BYU’s latest addition to the offensive line is a 6-foot-7 high school basketball player who hadn’t played football since the eighth grade.
Say, what?
Tyler Little fits the bill for how head coach Kalani Sitake approaches recruiting, going for measurables and developmental players in a world where four- and five-star recruits are targeted by the nation’s top football programs.
Little, who already served a two-year Latter-day Saint mission to Chile and Houston, Texas, worked out with a junior college football team and turned heads of recruiters at Boise State, Utah, BYU and Baylor.
Unranked in the star system, he is an impressive athlete coming in with no football experience.
When you see that four of the five Cougar players drafted in the 2021 draft were either walk-ons or just 2-star players, and Zach Wilson, who has never rated higher than three stars out of Corner Canyon yet became the highest player drafted in school history, maybe the approach is working.
“I’ve got a standard at certain positions that I won’t budge on. There’s a length standard and there’s a speed standard.” — BYU assistant coach Ed Lamb
Right now BYU has more quality experienced depth at cornerback than at any time in two decades. Maybe ever.
And that’s by design, according to assistant head coach Ed Lamb, who is tasked with being the point man for evaluating personnel. He has a big say in who will receive scholarships and exactly where players will be targeted to play on the field.
In a mid-May interview with Ben Criddle on ESPN 960 radio, Lamb elaborated on how Sitake’s staff targets tangibles and the upside of prospects rather than the star system ranking in recruiting.
“It really is the standard,” said Lamb. “I mean that’s the term I use. I’ve got a standard at certain positions that I won’t budge on. There’s a length standard and there’s a speed standard. There’s a little bit of a cross between that. If the guy’s not quite as long, not quite as tall, then I’d like to see him be more dynamic and faster, particularly with corners for me and Coach Jernaro Gilford.”

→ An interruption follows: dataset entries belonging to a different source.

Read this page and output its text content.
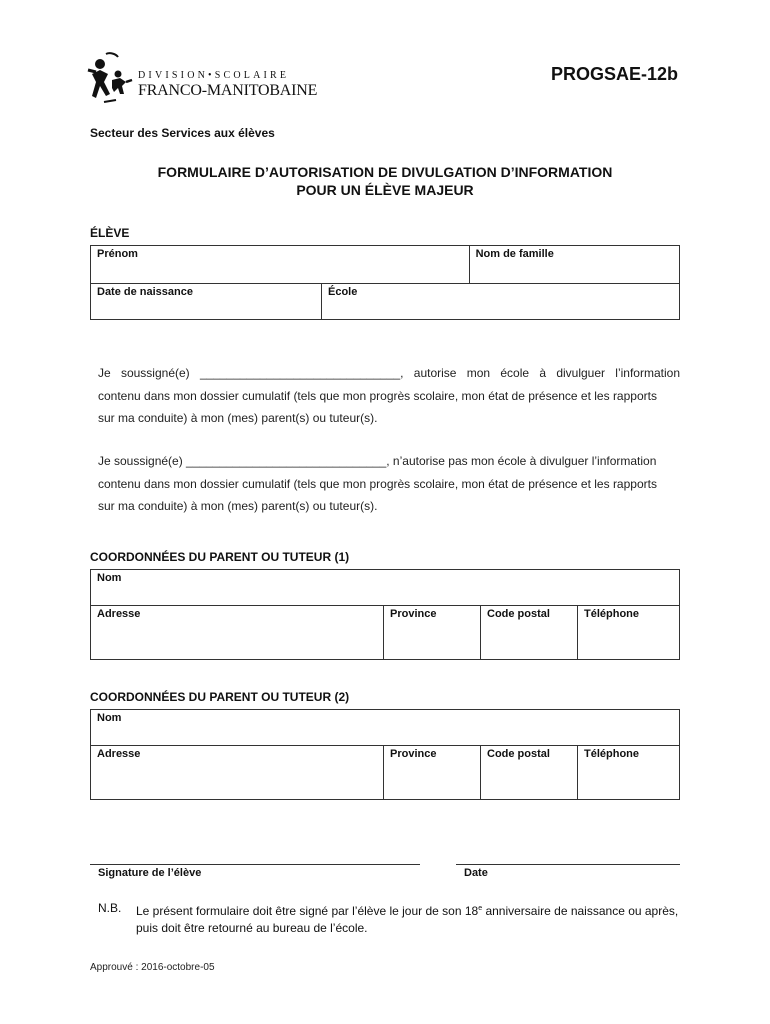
DIVISION•SCOLAIRE
FRANCO-MANITOBAINE
PROGSAE-12b
Secteur des Services aux élèves
FORMULAIRE D’AUTORISATION DE DIVULGATION D’INFORMATION
POUR UN ÉLÈVE MAJEUR
ÉLÈVE
Prénom		Nom de famille
Date de naissance	École	
Je soussigné(e) ______________________________, autorise mon école à divulguer l’information
contenu dans mon dossier cumulatif (tels que mon progrès scolaire, mon état de présence et les rapports
sur ma conduite) à mon (mes) parent(s) ou tuteur(s).
Je soussigné(e) ______________________________, n’autorise pas mon école à divulguer l’information
contenu dans mon dossier cumulatif (tels que mon progrès scolaire, mon état de présence et les rapports
sur ma conduite) à mon (mes) parent(s) ou tuteur(s).
COORDONNÉES DU PARENT OU TUTEUR (1)
Nom
Adresse	Province	Code postal	Téléphone
COORDONNÉES DU PARENT OU TUTEUR (2)
Nom
Adresse	Province	Code postal	Téléphone
Signature de l’élève	Date
N.B. Le présent formulaire doit être signé par l’élève le jour de son 18e anniversaire de naissance ou après, puis doit être retourné au bureau de l’école.
Approuvé : 2016-octobre-05
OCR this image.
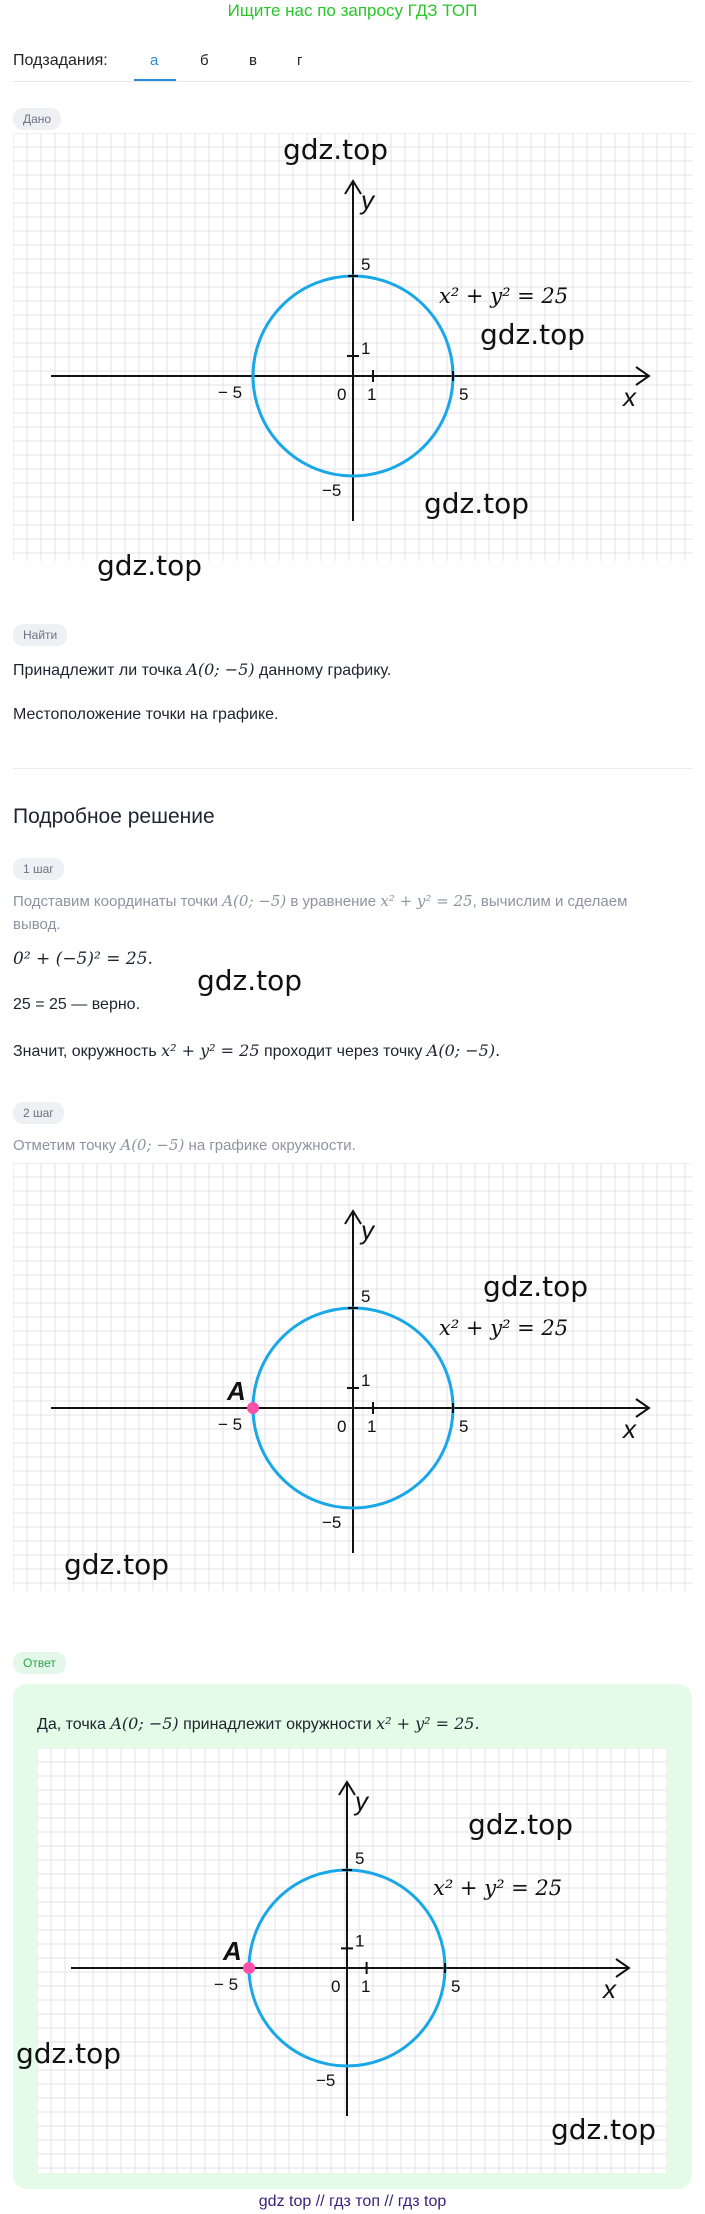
Ищите нас по запросу ГДЗ ТОП
Подзадания:	а	б	в	г
Дано
y
x
5
5
1
1
0
− 5
−5
x² + y² = 25
Найти
Принадлежит ли точка A(0; −5) данному графику.
Местоположение точки на графике.
Подробное решение
1 шаг
Подставим координаты точки A(0; −5) в уравнение x² + y² = 25, вычислим и сделаем
вывод.
0² + (−5)² = 25.
25 = 25 — верно.
Значит, окружность x² + y² = 25 проходит через точку A(0; −5).
2 шаг
Отметим точку A(0; −5) на графике окружности.
y
x
5
5
1
1
0
− 5
−5
x² + y² = 25
A
Ответ
Да, точка A(0; −5) принадлежит окружности x² + y² = 25.
y
x
5
5
1
1
0
− 5
−5
x² + y² = 25
A
gdz.top
gdz.top
gdz.top
gdz.top
gdz.top
gdz.top
gdz.top
gdz.top
gdz.top
gdz.top
gdz top // гдз топ // гдз top
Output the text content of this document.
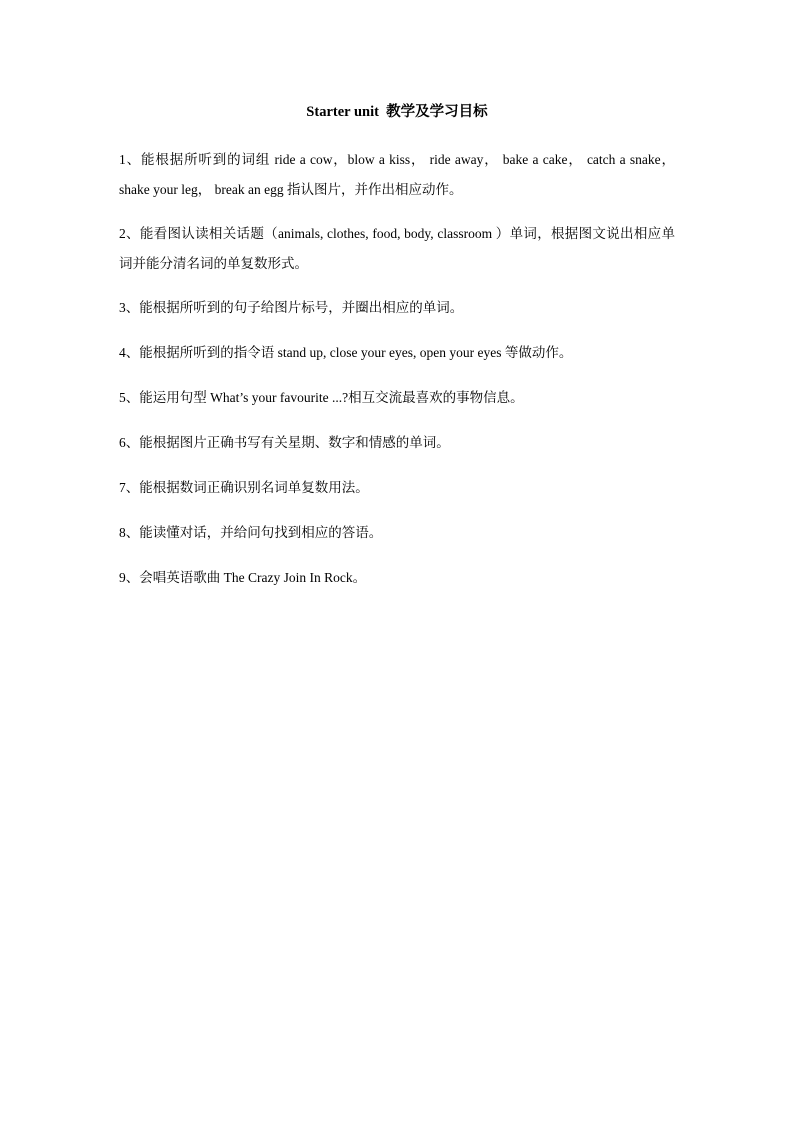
Starter unit  教学及学习目标
1、能根据所听到的词组 ride a cow，blow a kiss， ride away， bake a cake， catch a snake， shake your leg， break an egg 指认图片，并作出相应动作。
2、能看图认读相关话题（animals, clothes, food, body, classroom ）单词，根据图文说出相应单词并能分清名词的单复数形式。
3、能根据所听到的句子给图片标号，并圈出相应的单词。
4、能根据所听到的指令语 stand up, close your eyes, open your eyes 等做动作。
5、能运用句型 What’s your favourite ...?相互交流最喜欢的事物信息。
6、能根据图片正确书写有关星期、数字和情感的单词。
7、能根据数词正确识别名词单复数用法。
8、能读懂对话，并给问句找到相应的答语。
9、会唱英语歌曲 The Crazy Join In Rock。
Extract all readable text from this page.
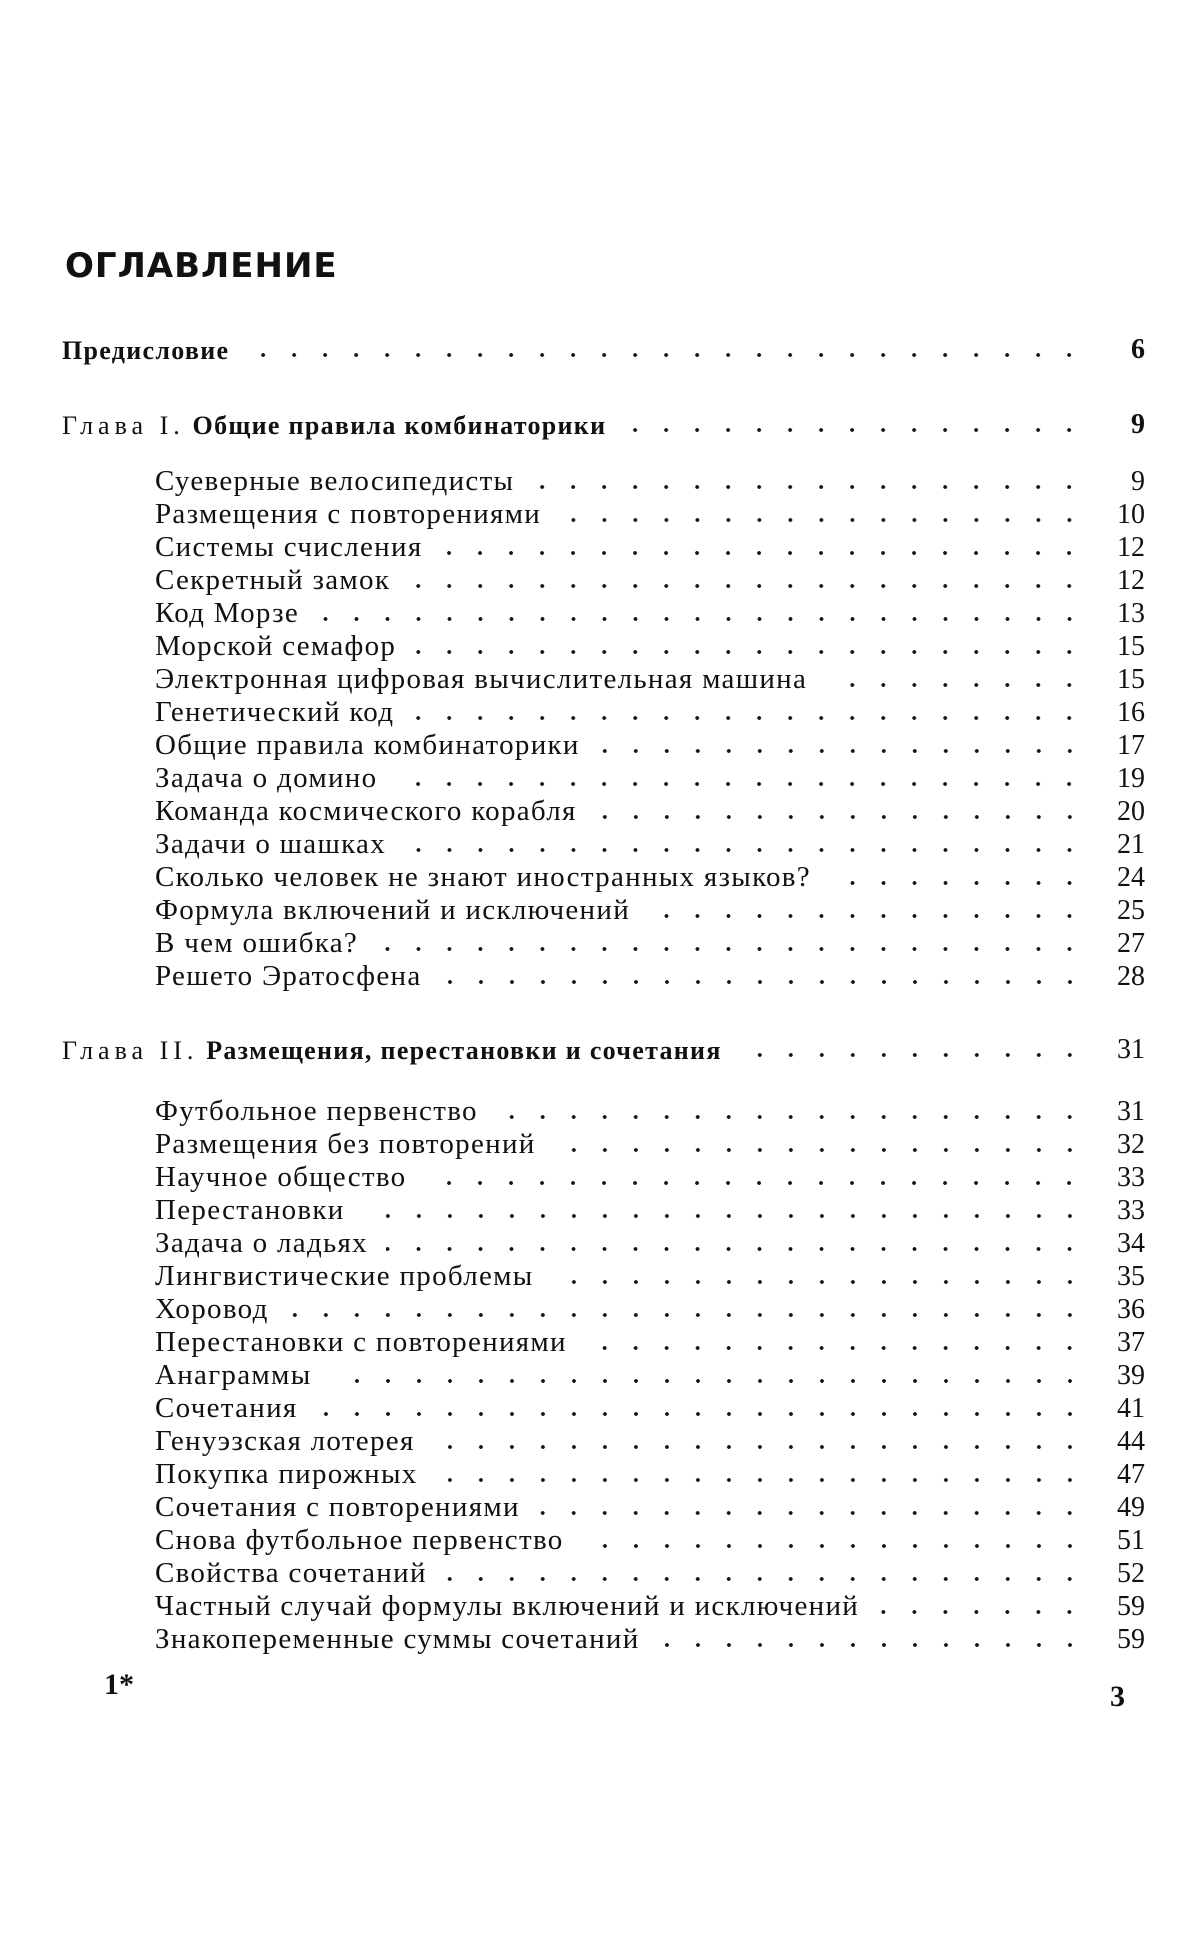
ОГЛАВЛЕНИЕ
Предисловие	6
Глава I. Общие правила комбинаторики	9
Суеверные велосипедисты	9
Размещения с повторениями	10
Системы счисления	12
Секретный замок	12
Код Морзе	13
Морской семафор	15
Электронная цифровая вычислительная машина	15
Генетический код	16
Общие правила комбинаторики	17
Задача о домино	19
Команда космического корабля	20
Задачи о шашках	21
Сколько человек не знают иностранных языков?	24
Формула включений и исключений	25
В чем ошибка?	27
Решето Эратосфена	28
Глава II. Размещения, перестановки и сочетания	31
Футбольное первенство	31
Размещения без повторений	32
Научное общество	33
Перестановки	33
Задача о ладьях	34
Лингвистические проблемы	35
Хоровод	36
Перестановки с повторениями	37
Анаграммы	39
Сочетания	41
Генуэзская лотерея	44
Покупка пирожных	47
Сочетания с повторениями	49
Снова футбольное первенство	51
Свойства сочетаний	52
Частный случай формулы включений и исключений	59
Знакопеременные суммы сочетаний	59
1*	3
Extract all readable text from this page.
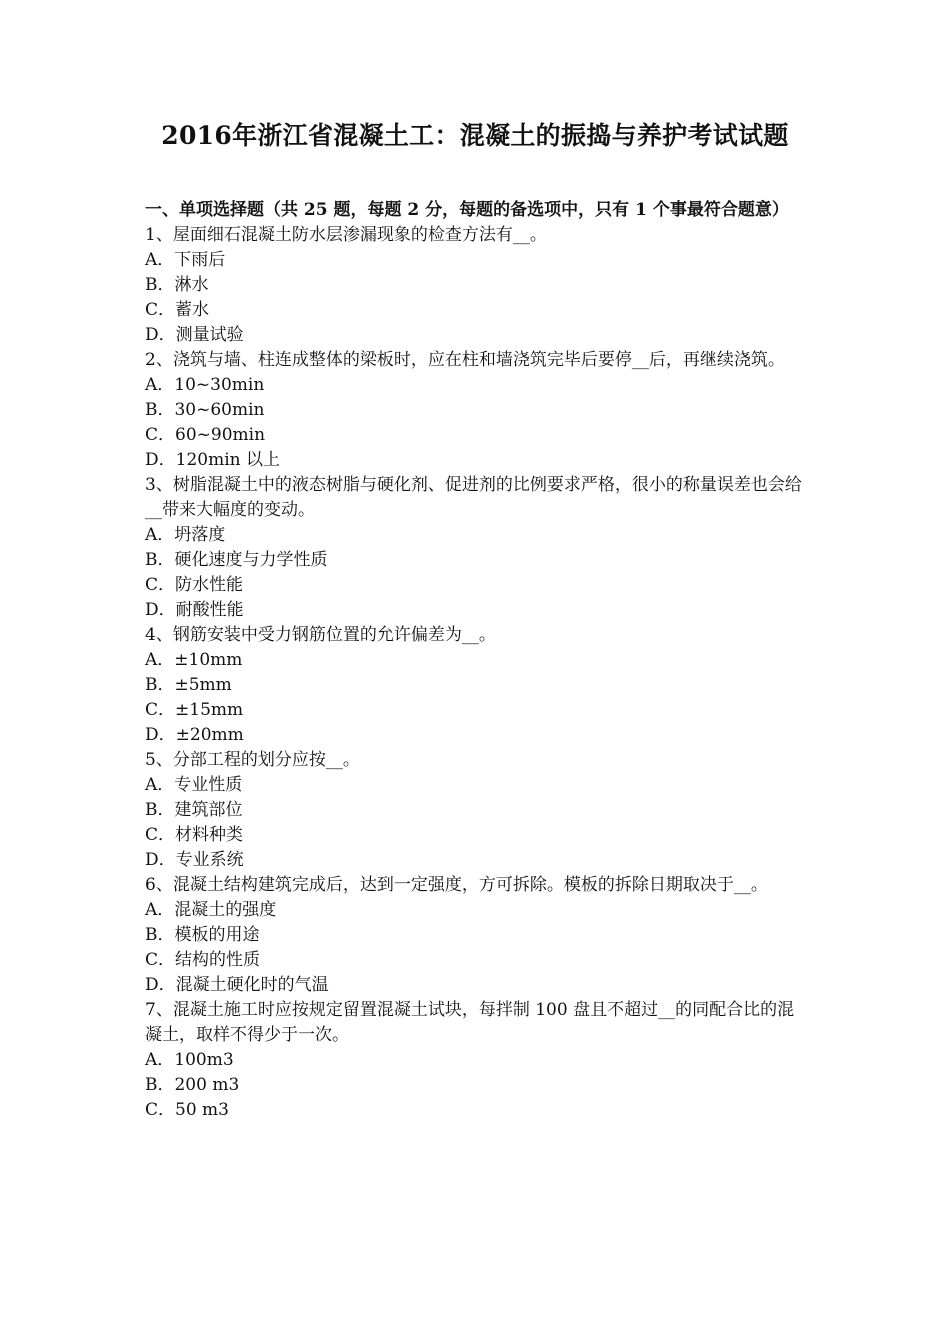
2016年浙江省混凝土工：混凝土的振捣与养护考试试题
一、单项选择题（共 25 题，每题 2 分，每题的备选项中，只有 1 个事最符合题意）
1、屋面细石混凝土防水层渗漏现象的检查方法有__。
A．下雨后
B．淋水
C．蓄水
D．测量试验
2、浇筑与墙、柱连成整体的梁板时，应在柱和墙浇筑完毕后要停__后，再继续浇筑。
A．10~30min
B．30~60min
C．60~90min
D．120min 以上
3、树脂混凝土中的液态树脂与硬化剂、促进剂的比例要求严格，很小的称量误差也会给__带来大幅度的变动。
A．坍落度
B．硬化速度与力学性质
C．防水性能
D．耐酸性能
4、钢筋安装中受力钢筋位置的允许偏差为__。
A．±10mm
B．±5mm
C．±15mm
D．±20mm
5、分部工程的划分应按__。
A．专业性质
B．建筑部位
C．材料种类
D．专业系统
6、混凝土结构建筑完成后，达到一定强度，方可拆除。模板的拆除日期取决于__。
A．混凝土的强度
B．模板的用途
C．结构的性质
D．混凝土硬化时的气温
7、混凝土施工时应按规定留置混凝土试块，每拌制 100 盘且不超过__的同配合比的混凝土，取样不得少于一次。
A．100m3
B．200 m3
C．50 m3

Lamb said BYU recruiting for corners since he’s been there is patterned after the story of Chris Wilcox, who was overlooked as a football player but was a track athlete and was drafted by Tampa Bay in the seventh round, the first BYU corner taken since Derwin Gray in 1993.
“We’re looking for demonstrated speed on the track. It is very difficult for us to pull the trigger on a guy if they are close but we’ve got a demonstrated and long-term track time on one player and another one seems the same on video. We’re gonna go with the guy that’s got that demonstrated verifiable speed,” said Lamb.
Lamb said he credits Sitake because both he and the head coach believe the standards are the most important thing in a program that emphasizes development, particularly in defensive players that can impact a game.
“Football is a developmental sport. It’s a skilled sport. We aren’t playing baseball, we’re not playing golf. You don’t have to start when you are 3 years old. Some of our best players don’t even start playing football until they’re sophomores or juniors in high school. That being said, I think there’re probably some schools that can go out and have a high standard of height, weight, and speed, and the talent is there, the development has already occurred. I think with the schedule we are trying to play, particularly in the secondary, we have to take guys with upside.” That means potential with measurables.
Lamb said he and Gilford have worked together a very long time, way before they came to coach at BYU (SUU), and they normally don’t win recruiting battles out of state.
“Non-LDS defensive backs who are getting attention from Pac 12 schools are not easily committable to BYU, but we are not going to do it with the second-rate recruit. We have to have a standard of speed, size, competitiveness and character, so we just go out and keep beating the bushes.”
Lamb said his name gets thrown around because of his success at SUU getting corners drafted and the Wilcox story is always linked to his efforts.
“It is a complete team effort in fact-finding them. There is a lot of work in it but the magic really occurs when Jernaro takes over, encourages them, chases them around campus and, you know, plays the game you have to as a position coach. He has a strong relationship with the players as a position coach. It’s a long answer but I’m passionate about it. We take a lot of developmental players.”
A few days before BYU’s media day June 17, Gilford told the Deseret News he believed the cornerback position would be the strength of BYU’s defense in 2021.
“Sometimes we have to take our bumps and bruises with them because they don’t know the position for the first few years. And that’s the hard part, you know,” Gilford said. “We do recruit natural corners now just to help those guys. When you have a pure corner, a guy like Micah Harper, those guys can come in and teach the (less experienced) guys so much, because they already know the right way to do it.”
Cornerback D’Angelo Mandell described the process of developing as a cornerback group over the years.
“There were a lot of ups and downs in the beginning when we were freshmen. That’s just what it’s like coming in straight out of high school. Over the years we’ve built trust and we’ve obviously gotten better each year,” said Mandell on media day June 17.
Lamb said size and speed trump every measurable in a recruit that fits the BYU admittance. He’ll take that over everything.
It’ll be fun to see if they can mold these players into stars.